As they reported in Nature Genetics on Thursday, the researchers brought together whole-genome sequence, RNA sequence, and/or genome-wide array-based DNA methylation profiling data for 60 individuals from US and Australian ovarian cancer biobanks who had survived at least 10 years after a diagnosis with advanced high-grade serous ovarian cancer (HGSC), comparing the tumor and immune features with those found in 34 individuals with short-term HGSC survival and in 32 moderate-term survivors. They also considered samples from four patients who experienced cancer recurrence after long-term survival.
"Fewer than half of all patients with advanced-stage high-grade serous ovarian cancers (HGSCs) survive more than five years after diagnosis, but those who have an exceptionally long survival could provide insights into tumor biology and therapeutic approaches," the authors added, noting that "[a] subgroup of patients with HGSC with apparently poor prognosis disease at presentation have a remarkable response to treatment and extraordinary long-term survival, including a small number with incomplete removal of macroscopic disease following surgery."
The patients in the study had been diagnosed with stage IIIC or stage IV HGSC when they were 29 to 81 years old. Sequence data for dozens of the short-, moderate-, or long-term survivors came from the International Cancer Genome Consortium's ovarian cancer analyses or the Multidisciplinary Ovarian Cancer Outcomes Group study.
In particular, the results suggested that survival tended to be stretched out in cases marked by somatic mutations affecting DNA repair genes, along with other alterations prompting pronounced tumor mutational burden and corresponding neoantigen production. Particularly long survival was found among individuals whose tumors were impacted by at least three DNA repair gene changes, though survival also appeared to get a boost in cases with prominent tumor proliferation markers.
Likewise, the combined rate of germline, somatic, and methylation changes affecting homologous recombination genes such as BRCA1, BRCA2, PALB2, or PTEN was lower in the short-term survivors than in the ovarian cancer patients with moderate- or long-term survival.
Even so, mutation status was only part of the long-term survival story.
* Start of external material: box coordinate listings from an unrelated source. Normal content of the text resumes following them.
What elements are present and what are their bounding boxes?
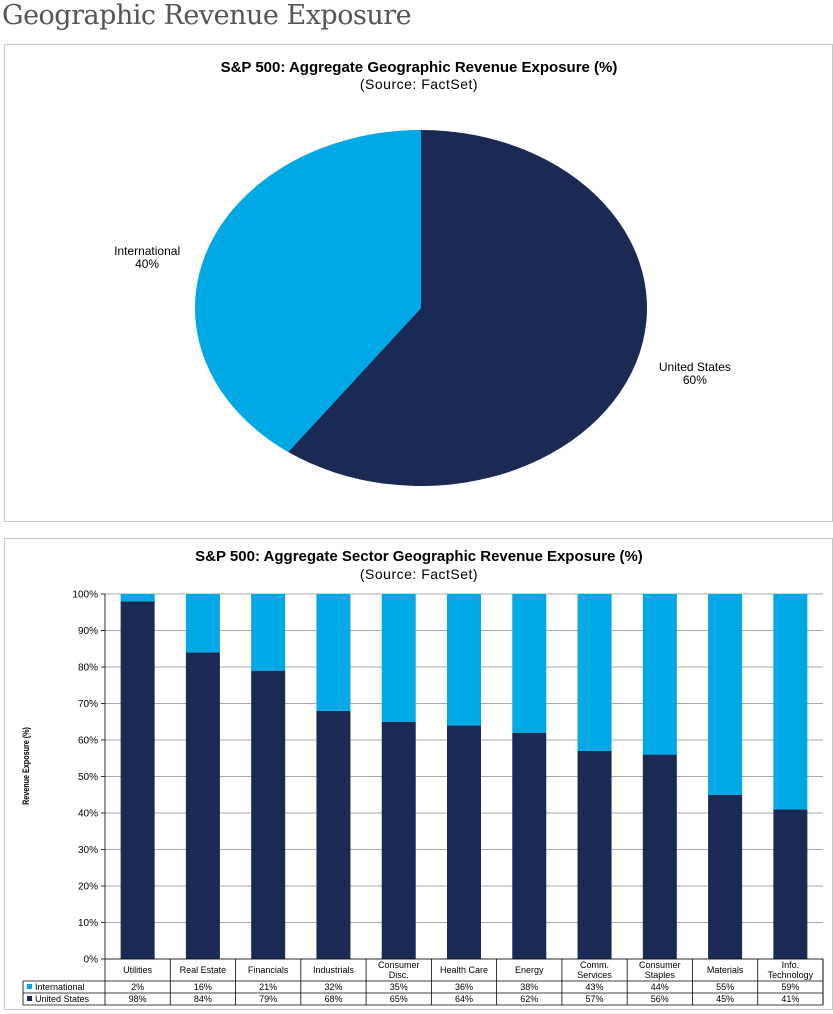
page-heading: Geographic Revenue Exposure — [2, 0, 412, 31]
data-label-united-states: 98% — [129, 994, 147, 1004]
y-tick-label: 70% — [78, 699, 98, 710]
bar-chart-panel: S&P 500: Aggregate Sector Geographic Rev… — [4, 538, 833, 1010]
data-label-united-states: 56% — [651, 994, 669, 1004]
data-label-international: 44% — [651, 982, 669, 992]
data-label-united-states: 45% — [716, 994, 734, 1004]
category-label: Industrials — [313, 965, 355, 975]
category-label: Materials — [707, 965, 744, 975]
data-label-united-states: 84% — [194, 994, 212, 1004]
pie-label-international: International — [114, 244, 180, 258]
data-label-international: 55% — [716, 982, 734, 992]
bar-international-consumer-disc — [381, 594, 416, 722]
bar-chart-subtitle: (Source: FactSet) — [360, 566, 478, 582]
pie-label-united-states: United States — [659, 360, 731, 374]
y-tick-label: 20% — [78, 882, 98, 893]
y-tick-label: 30% — [78, 845, 98, 856]
bar-united-states-info-technology — [773, 809, 808, 959]
y-tick-label: 0% — [84, 955, 99, 966]
bar-international-industrials — [316, 594, 351, 711]
bar-chart: S&P 500: Aggregate Sector Geographic Rev… — [21, 548, 824, 1006]
category-label: Consumer Disc. — [378, 960, 420, 980]
data-label-international: 2% — [131, 982, 144, 992]
y-tick-label: 60% — [78, 736, 98, 747]
data-label-international: 21% — [259, 982, 277, 992]
pie-chart: S&P 500: Aggregate Geographic Revenue Ex… — [114, 59, 731, 486]
bar-international-utilities — [120, 594, 155, 602]
pie-chart-title: S&P 500: Aggregate Geographic Revenue Ex… — [221, 59, 618, 76]
data-label-united-states: 57% — [586, 994, 604, 1004]
bar-united-states-consumer-disc — [381, 721, 416, 959]
data-label-international: 59% — [781, 982, 799, 992]
y-tick-label: 40% — [78, 809, 98, 820]
pie-chart-subtitle: (Source: FactSet) — [360, 76, 478, 92]
legend-swatch-united-states — [27, 996, 32, 1001]
bar-united-states-energy — [512, 732, 547, 959]
data-label-international: 43% — [586, 982, 604, 992]
y-tick-label: 50% — [78, 772, 98, 783]
bar-international-info-technology — [773, 594, 808, 810]
category-label: Financials — [248, 965, 289, 975]
data-label-international: 35% — [390, 982, 408, 992]
category-label: Energy — [515, 965, 544, 975]
y-axis-label: Revenue Exposure (%) — [21, 727, 31, 805]
bar-international-real-estate — [185, 594, 220, 653]
bar-international-health-care — [447, 594, 481, 726]
category-label: Health Care — [440, 965, 488, 975]
data-label-united-states: 79% — [259, 994, 277, 1004]
category-label: Real Estate — [180, 965, 227, 975]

Rather, the investigators found that mutational signatures, expression profiles, methylation clusters, and immune features worked together to influence survival outcomes.
For example, the team saw three distinct survival clusters containing cases marked by mutations in BRCA1, a breast and ovarian cancer risk gene involved in homologous recombination-mediated DNA repair, depending on the broader mutational signatures and past environmental exposures.
And despite past studies linking CCNE1 amplifications to platinum chemotherapy resistance, for example, the researchers noted that a combination of CCNE1 amplifications and higher-than-usual activated CD4 memory T-cell and CD8 T-cell immune activity appeared more common in a subset of HGSC patients with the most favorable outcomes.
"We have identified distinct HGSC subgroups separated by mutational processes, DNA methylation, and immune response, and found that differential outcomes may be associated with compounding lifestyle-related exposures, surgical outcomes, anti-tumor immune activity, cell cycle deregulation, and/or disruption of multiple DNA repair pathways," the authors reported.
While the study focused on cases that were mainly treated with surgery in combination with adjuvant or neoadjuvant chemotherapy, the study's authors noted that further survival clues will likely come from future studies of still larger ovarian cancer patient groups that include homologous recombination-deficient cases treated with PARP inhibitors (PARPi).
"The determinants of long-term survival in HGSC are complex, and progress will depend on detailed discovery studies and validation of specific findings in large, clinically annotated cohorts with long follow-up," the authors wrote.
Even so, they noted that although "most of our patients pre-date the introduction of PARPi, given that response to platinum is predictive of PARPi sensitivity, our findings may also provide insights into long-term PARPi response."